Sec. 14. (1) No county may demolish, sell, lease, or damage the historical or architectural integrity of any courthouse of the county, present or past, without first giving six months notice to the Texas Historical Commission.
(2) If, after notice, the Commission determines that a courthouse has historical significance worthy of preservation, the Commission shall notify the commissioners court of the county within 30 days after receiving notice from the county. A county may not demolish, sell, lease, or damage the historical or architectural integrity of any such courthouse for 180 days after receiving notice from the Commission. The Commission shall cooperate with interested persons during the 180-day period to preserve the historical integrity of any such courthouse.
(3) A county may carry out ordinary maintenance and repairs without notice to the Commission.

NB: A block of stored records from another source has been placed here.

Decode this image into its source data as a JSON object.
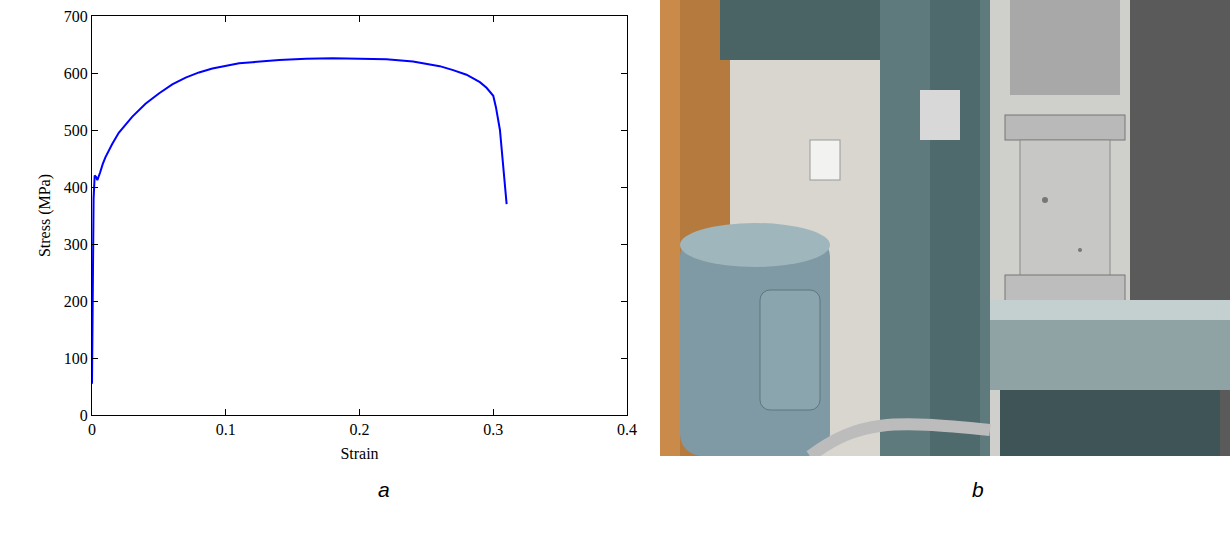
{
  "chart_data": {
    "type": "line",
    "x_label": "Strain",
    "y_label": "Stress (MPa)",
    "x": [
      0,
      0.0012,
      0.002,
      0.003,
      0.004,
      0.005,
      0.006,
      0.008,
      0.01,
      0.015,
      0.02,
      0.03,
      0.04,
      0.05,
      0.06,
      0.07,
      0.08,
      0.09,
      0.1,
      0.11,
      0.12,
      0.14,
      0.16,
      0.18,
      0.2,
      0.22,
      0.24,
      0.26,
      0.27,
      0.28,
      0.29,
      0.295,
      0.3,
      0.302,
      0.305,
      0.31
    ],
    "series": [
      {
        "name": "Stress",
        "color": "#0000ff",
        "values": [
          55,
          380,
          420,
          418,
          412,
          418,
          425,
          440,
          452,
          475,
          495,
          523,
          546,
          564,
          580,
          592,
          601,
          608,
          613,
          617,
          619,
          623,
          625,
          626,
          625,
          624,
          620,
          612,
          605,
          597,
          584,
          574,
          560,
          540,
          500,
          370
        ]
      }
    ],
    "xlim": [
      0,
      0.4
    ],
    "xticks": [
      0,
      0.1,
      0.2,
      0.3,
      0.4
    ],
    "ylim": [
      0,
      700
    ],
    "yticks": [
      0,
      100,
      200,
      300,
      400,
      500,
      600,
      700
    ],
    "grid": false
  },
  "panel_labels": [
    "a",
    "b"
  ]
}
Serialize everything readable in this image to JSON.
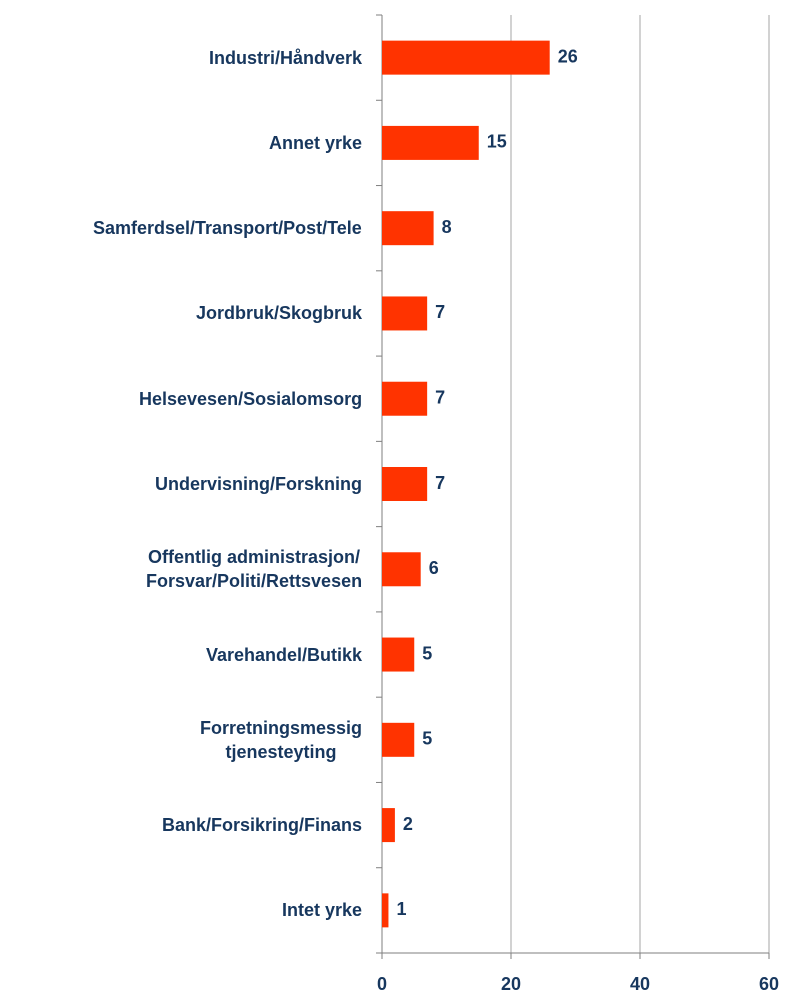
{
  "chart_data": {
    "type": "bar",
    "orientation": "horizontal",
    "categories": [
      "Industri/Håndverk",
      "Annet yrke",
      "Samferdsel/Transport/Post/Tele",
      "Jordbruk/Skogbruk",
      "Helsevesen/Sosialomsorg",
      "Undervisning/Forskning",
      "Offentlig administrasjon/\nForsvar/Politi/Rettsvesen",
      "Varehandel/Butikk",
      "Forretningsmessig\ntjenesteyting",
      "Bank/Forsikring/Finans",
      "Intet yrke"
    ],
    "values": [
      26,
      15,
      8,
      7,
      7,
      7,
      6,
      5,
      5,
      2,
      1
    ],
    "color": "#ff3300",
    "xlim": [
      0,
      60
    ],
    "xticks": [
      0,
      20,
      40,
      60
    ],
    "grid": true
  }
}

It would hardly have been necessary to adopt this provision if the legislature had not recognized that the Commissioners Court in its conduct of the county's business had the power to demolish "any courthouse of the county, present or past." In summary, we hold that the power to replace and demolish an existing former courthouse is a necessary inference from the constitutional grant to the Commissioners Court of jurisdiction of the county's business and the statutory mandate to provide and maintain courthouses, jails, and public buildings.

Appellant also argues that the summary judgment should not have been granted because "there is a material issue of fact as to whether or not the new Justice Building is an auxiliary facility, and therefore, cannot be the Randall County Courthouse." However, since that contention was not expressly presented to the trial court as a reason to defeat appellee's summary judgment motion, it is not cognizable on appeal as a ground to avoid the summary judgment rendered. City of Houston v. Clear Creek Basin Authority, 589 S.W.2d 671, 678-79 (Tex.1979).

The action of the Commissioners Court was within its jurisdiction and, there being no evidence of a gross abuse of discretion, or of fraud or collusion, that action is binding and conclusive. West Production Co. v. Penn, 131 S.W.2d 131, 132 (Tex.Civ.App.—San Antonio 1939, writ ref'd). Appellant's point of error is overruled and the judgment of the trial court affirmed.

NOTES

[*] Future references to article numbers in this opinion are to those articles of the Texas Revised Civil Statutes Annotated.